May 12, 2004 | By: Ellen Brightwell

Preparation is vital to a successful job search, whether for full- or part-time employment. Getting ready involves developing attire and a mind-set suited to the position as well as knowledge of the job responsibilities and prospective employer.

“Your physical appearance, attitude and actions express your suitability for a job,” said Linda Heaton, Extension specialist with the University of Kentucky College of Agriculture.   “Clothing is a strong indicator because it reflects your personality and perception of the job. Potential employers place great emphasis on appropriate apparel and attitude for the job.  Generally speaking, be neatly and conservatively dressed.  Analyze proper attire for the position and dress accordingly.

“Your manner and attitude should reflect the type person you are, or want to be.  Pay attention to your posture and body language.
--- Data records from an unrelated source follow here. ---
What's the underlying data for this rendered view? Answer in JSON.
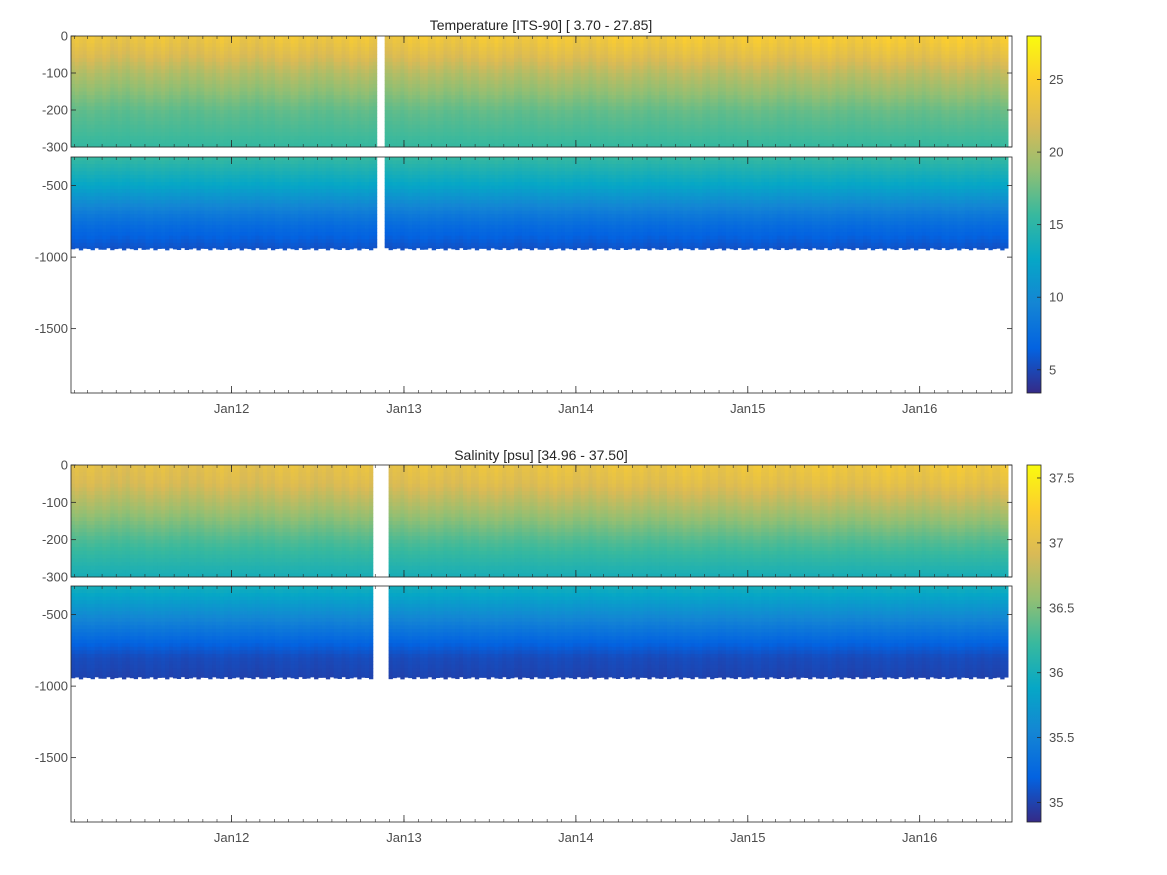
{
  "chart_data": [
    {
      "type": "heatmap",
      "title": "Temperature [ITS-90]   [ 3.70 - 27.85]",
      "xlabel": "",
      "ylabel": "",
      "x_ticks": [
        "Jan12",
        "Jan13",
        "Jan14",
        "Jan15",
        "Jan16"
      ],
      "x_tick_values": [
        "2012-01-01",
        "2013-01-01",
        "2014-01-01",
        "2015-01-01",
        "2016-01-01"
      ],
      "xlim": [
        "2011-01-25",
        "2016-07-15"
      ],
      "upper_panel": {
        "ylim": [
          -300,
          0
        ],
        "y_ticks": [
          0,
          -100,
          -200,
          -300
        ]
      },
      "lower_panel": {
        "ylim": [
          -1950,
          -300
        ],
        "y_ticks": [
          -500,
          -1000,
          -1500
        ]
      },
      "value_range": [
        3.7,
        27.85
      ],
      "colorbar": {
        "ticks": [
          5,
          10,
          15,
          20,
          25
        ],
        "clim": [
          3.4,
          28
        ]
      },
      "data_gap": [
        "2012-11-05",
        "2012-11-20"
      ],
      "profile_bottom_depth": -950,
      "depth_profile": [
        {
          "depth": 0,
          "value": 23.5
        },
        {
          "depth": -50,
          "value": 22.0
        },
        {
          "depth": -100,
          "value": 20.0
        },
        {
          "depth": -150,
          "value": 18.5
        },
        {
          "depth": -200,
          "value": 17.0
        },
        {
          "depth": -300,
          "value": 15.5
        },
        {
          "depth": -400,
          "value": 14.0
        },
        {
          "depth": -500,
          "value": 12.5
        },
        {
          "depth": -600,
          "value": 10.5
        },
        {
          "depth": -700,
          "value": 8.5
        },
        {
          "depth": -800,
          "value": 7.0
        },
        {
          "depth": -950,
          "value": 5.5
        }
      ],
      "grid": false,
      "legend": "colorbar-right"
    },
    {
      "type": "heatmap",
      "title": "Salinity [psu]   [34.96 - 37.50]",
      "xlabel": "",
      "ylabel": "",
      "x_ticks": [
        "Jan12",
        "Jan13",
        "Jan14",
        "Jan15",
        "Jan16"
      ],
      "x_tick_values": [
        "2012-01-01",
        "2013-01-01",
        "2014-01-01",
        "2015-01-01",
        "2016-01-01"
      ],
      "xlim": [
        "2011-01-25",
        "2016-07-15"
      ],
      "upper_panel": {
        "ylim": [
          -300,
          0
        ],
        "y_ticks": [
          0,
          -100,
          -200,
          -300
        ]
      },
      "lower_panel": {
        "ylim": [
          -1950,
          -300
        ],
        "y_ticks": [
          -500,
          -1000,
          -1500
        ]
      },
      "value_range": [
        34.96,
        37.5
      ],
      "colorbar": {
        "ticks": [
          35,
          35.5,
          36,
          36.5,
          37,
          37.5
        ],
        "clim": [
          34.85,
          37.6
        ]
      },
      "data_gap": [
        "2012-11-01",
        "2012-11-25"
      ],
      "profile_bottom_depth": -950,
      "depth_profile": [
        {
          "depth": 0,
          "value": 37.0
        },
        {
          "depth": -50,
          "value": 36.9
        },
        {
          "depth": -100,
          "value": 36.7
        },
        {
          "depth": -150,
          "value": 36.5
        },
        {
          "depth": -200,
          "value": 36.3
        },
        {
          "depth": -300,
          "value": 36.0
        },
        {
          "depth": -400,
          "value": 35.8
        },
        {
          "depth": -500,
          "value": 35.6
        },
        {
          "depth": -600,
          "value": 35.4
        },
        {
          "depth": -700,
          "value": 35.2
        },
        {
          "depth": -800,
          "value": 35.05
        },
        {
          "depth": -950,
          "value": 35.0
        }
      ],
      "grid": false,
      "legend": "colorbar-right"
    }
  ]
}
Take an active part in the interview to show the employer you are the best candidate for the position.  Be ready to talk about yourself, career objectives and interests.  Don’t underestimate your hobbies and extracurricular or volunteer activities, because these indicate the type of person you are.  It may help to prepare several questions in advance to ask the interviewer.”

Prior to the interview, carefully read the job description to be sure you understand it; then do research on the prospective employer’s products or services as well as its growth and future prospects. Information sources may include libraries, internet and newspapers, trade publications or annual reports. This knowledge provides answers to the interviewer’s questions about why you want to work there and how you can contribute to the business or organization. It also is helpful to make an advance visit to be sure of the interview location and general dress code.

“The preparation will help you approach interviews with self-confidence and assurance,” she said.  “Tell yourself you can do the job as well as, perhaps better than, other applicants.  Prospective employers are impressed by real interest and enthusiasm; but don’t over do it.” 

End the interview with a smile and handshake. Remember to thank the interviewer for the opportunity to discuss the position. Some applicants write a follow-up letter stating their interests in the position and qualifications for it.

“In a tight job market, many people are turned down for a job, or lose one,” Heaton said. “It is important to take charge of your life by adopting a positive attitude and moving on to another application or interview, rather than moping around and complaining about your bad luck. You will be much happier and more successful in the long run.”